José Cueli: "Yağmuru duyan biri gibi beni dinle" anısı

D
Ve can kayıplarına, en savunmasız bölgelerdeki işletmelere, şehri sular altında bırakan ve bizi paniğe sürükleyen sağanak yağışlar sonucu oluşan trafik kazalarına rağmen, geriye Octavio Paz'ın ve şiirinin anılarından başka bir şey kalmadı.
“Beni, yağmuru duyan, duymayan, söylediklerimle dinleyen, gözleri içe açık, beş duyusu uyanık uyuyan biri gibi dinle, yağmur yağıyor, hafif ayak sesleri, hecelerin mırıltısı…”
Octavio Paz'ın "Yağmuru duyan biri gibi beni dinle..." şarkısında ne muhteşem bir güzellik var.
Bu yaz yağmuru duymak ne kadar da hüzünlüydü, Octavio Paz'ın şiirleri bize köşeleri dönerken kaldırımların sesini, duraklamaların ve seslerin kıvrımlarını, bulanık bir ritim oluşturan yağmur damlalarını, kelimeleri daha belirsiz, daha yumuşak, daha zayıf, daha uzak, neredeyse algılanamaz hale gelene kadar ve yağmurları, buharın kaybolduktan sonraki son yankısı gibi bir mırıltıdan başka bir şey değilken hatırlattı.
Bu yıl yağmurlar ne kadar da farklı duyuldu: Yağmur korkunç bir hal aldığından beri.
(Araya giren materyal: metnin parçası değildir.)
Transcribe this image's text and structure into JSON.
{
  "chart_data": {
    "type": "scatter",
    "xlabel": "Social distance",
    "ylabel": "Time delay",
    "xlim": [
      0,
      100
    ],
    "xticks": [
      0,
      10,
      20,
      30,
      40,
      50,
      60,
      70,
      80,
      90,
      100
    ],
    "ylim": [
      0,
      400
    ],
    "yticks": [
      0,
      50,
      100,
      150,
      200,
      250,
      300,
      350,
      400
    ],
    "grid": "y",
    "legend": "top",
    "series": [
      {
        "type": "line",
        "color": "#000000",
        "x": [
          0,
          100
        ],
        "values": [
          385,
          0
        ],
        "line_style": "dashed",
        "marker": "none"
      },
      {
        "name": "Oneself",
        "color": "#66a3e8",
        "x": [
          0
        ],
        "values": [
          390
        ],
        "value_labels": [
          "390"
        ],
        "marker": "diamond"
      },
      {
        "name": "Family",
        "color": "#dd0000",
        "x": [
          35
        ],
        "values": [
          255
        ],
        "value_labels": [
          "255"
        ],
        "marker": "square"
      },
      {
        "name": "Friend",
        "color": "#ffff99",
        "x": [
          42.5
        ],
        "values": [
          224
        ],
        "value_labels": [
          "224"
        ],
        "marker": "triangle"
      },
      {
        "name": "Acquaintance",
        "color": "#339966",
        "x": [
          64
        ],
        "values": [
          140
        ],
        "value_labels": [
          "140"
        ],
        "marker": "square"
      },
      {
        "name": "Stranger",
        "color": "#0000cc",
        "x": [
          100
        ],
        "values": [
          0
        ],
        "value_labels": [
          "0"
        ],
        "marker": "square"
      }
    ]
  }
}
Geçmişte, alacakaranlıkta, Meksika şarkısı olacak şarkı eşliğinde: Beni yağmuru duyan biri gibi dinle, ne dikkatli ne de dalgın, hafif ayak sesleri, çiseleyen yağmur, havadaki su, zamandaki hava, asla tam olarak geçmeyen bir gün
.
Octavio'nun şiiri kalemin üzerinde nasıl da süzülüyor, bir fikir olan şair, bir kelime olan şarkı, yağmur gibi yoğun ve içe işleyen bir hale gelmek, sonunda seslerin uzaklığında kaybolmak; içinde tüm gücünü toplamak, nefesin canlı sesinin dışarı üflenmesinde , o yükselip yürürken, gece açılıyor ve bana bakıyor ve orada sen ve senin soluk bedeni, sen ve gece yüzün, sen ve saçların, yavaş şimşek
.
Octavio’nun dizeleri boşluğa dokunmadan süzülürken ne kadar da muhteşem bir şekilde parlıyor, “Beni yağmuru duyan biri gibi dinle, ne dikkatli ne de dikkatsiz, hafif adımlar, çiseleyen yağmur…” ve çalkantılı duygular lejyon haline geliyor, algıları aşıyor ve kişiliğin özerk sınırlarını ihlal eden düşüncelere dönüşüyor, anıları canlandırıyor, imgeleri bütünleştiriyor, gelişip çok belirgin biçimler alıyor, sonunda kırsaldan gelen, şimdi şehirdeki adama ait oluyor, onu söylüyor ve bütünleştiriyor, ritmik bir tonda, büyük bir melodiyle, dokunmadan dokunan yağmur gibi.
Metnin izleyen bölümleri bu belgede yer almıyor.